Some good places to add log statements are:

  • Major branching points in the code: e.g. for a web server, whether it’s a GET or POST request.
  • When errors or unexpected values are encountered
  • Significant business-specific events: e.g. that someone logged in, or some quota was reached.
  • Request failures and retries
  • Beginning and end of time-consuming batch operations

TL;DR

Here’s the summarized version:

  • Log as if your program was writing a journal of its execution: major branching points, processes starting, etc., errors and other unusual events.
  • Structure your logs: Consider a hybrid approach: free text logs, with spliced in JSON or key-value pairs. Don’t invent new data formats.
  • Try and avoid multiline logs, since they often get split up on the way to the log collector.
  • Never include sensitive user data in your logs, such as passwords or social security numbers.
  • Don’t swallow exceptions. Instead make them loud and let the severity of the event dictate the verbosity with which you log it.
  • When logging in the critical path, use sampling rather than aggregation.
  • Log in English. It is the lingua franca of software.

How to log

How to serialize your data

Let’s consider this example:

INFO pkgs.messaging sendMessage: sent message from jane to joe at time Fri, 20 Apr 2018 09:42: Hey Joe, where you goin’ with that logger of yours?

This is unparsable and will kill the spirits of good people. Why?

  • Non-standard date format.
  • Unquoted user data — making it inseparable from other meta data in the log.
  • There are no obvious key-value handles to use for parsing. You need custom regexes to extract any structured data from it — meaning it will typically not happen.
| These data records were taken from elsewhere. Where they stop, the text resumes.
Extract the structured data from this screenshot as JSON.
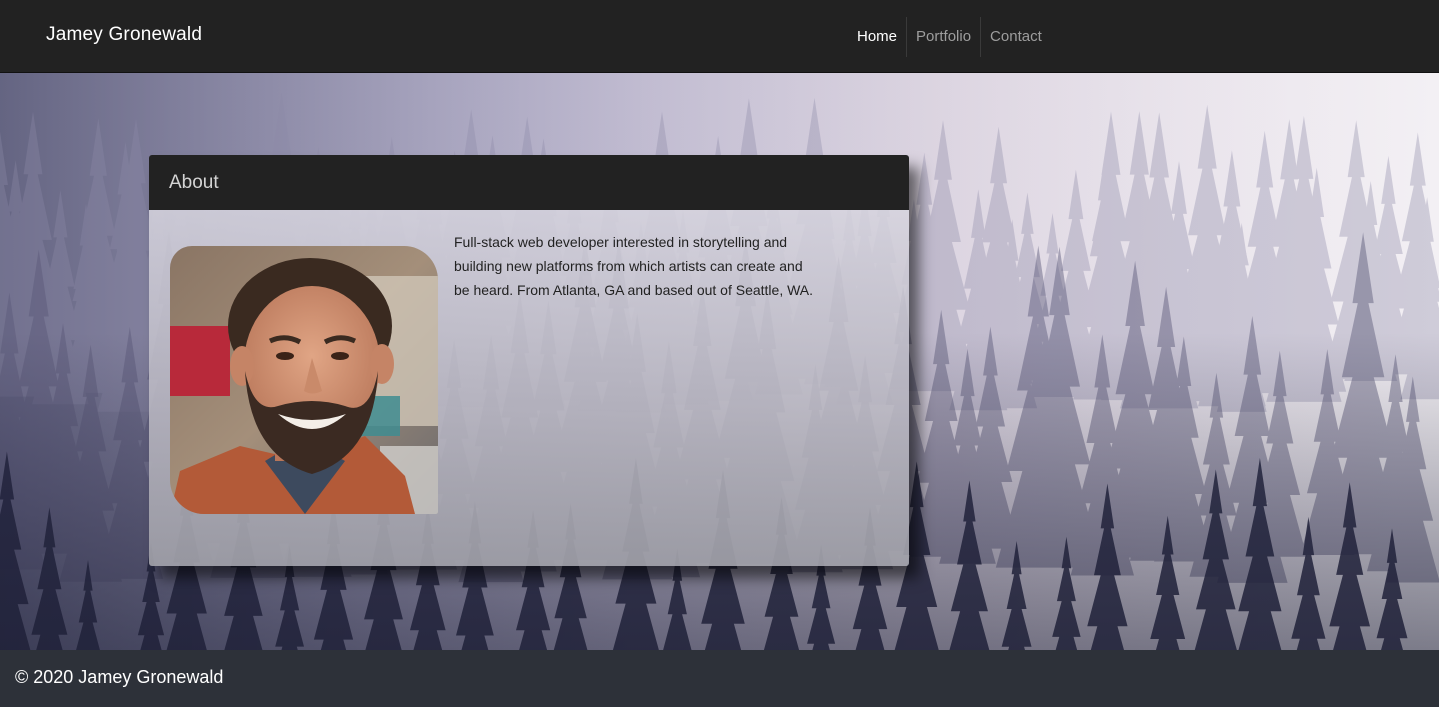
{
  "navbar": {
    "brand": "Jamey Gronewald",
    "links": [
      {
        "label": "Home",
        "active": true
      },
      {
        "label": "Portfolio",
        "active": false
      },
      {
        "label": "Contact",
        "active": false
      }
    ]
  },
  "about": {
    "title": "About",
    "bio": "Full-stack web developer interested in storytelling and building new platforms from which artists can create and be heard. From Atlanta, GA and based out of Seattle, WA."
  },
  "footer": {
    "text": "© 2020 Jamey Gronewald"
  },
  "colors": {
    "navbar_bg": "#222222",
    "footer_bg": "#2d3139",
    "card_header_bg": "#222222",
    "nav_active": "#ffffff",
    "nav_inactive": "#9d9d9d"
  }
}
So, how do you write structured logs?

First, pick a format. Few like XML (said noone), many like JSON. Let's talk about doing structured logging in JSON, but most of the reasoning applies no matter what data format you choose.

JSON logs

As easy as it sounds: “just write JSON logs” — still begs question of How? — one quite naive, yet not uncommon, way of doing it is:

{
    “type”: “INFO”,
    “message”: “INFO pkgs.messaging sendMessage: sent message from jane to joe at time Fri, 20 Apr 2018 09:42: Hey Joe, where you goin’ with that logger of yours?”
}

This unfortunately does not improve much — the only piece of data that’s now in a structured form is the log level. The trick to writing good JSON logs is deciding a level of granularity that satisfies both developer flexibility, and the need for parsability. The other extreme is to make your whole log a properly formatted JSON structure:

{
    “type”: “INFO”,
    “module”: “social”,
    “method”: “sendMessage”,
    “event”: {
        “type”: “sent_successfully”,
        “from”: “jane”,
        “to”: “joe”,
        “message”: “Hey Joe, where you goin' with that logger of yours?”,
        “time”: 1524817341
    }
}

This allows for tools to automatically recognize the different pieces of information in the log as single tokens that can be subject to analysis, or categorization.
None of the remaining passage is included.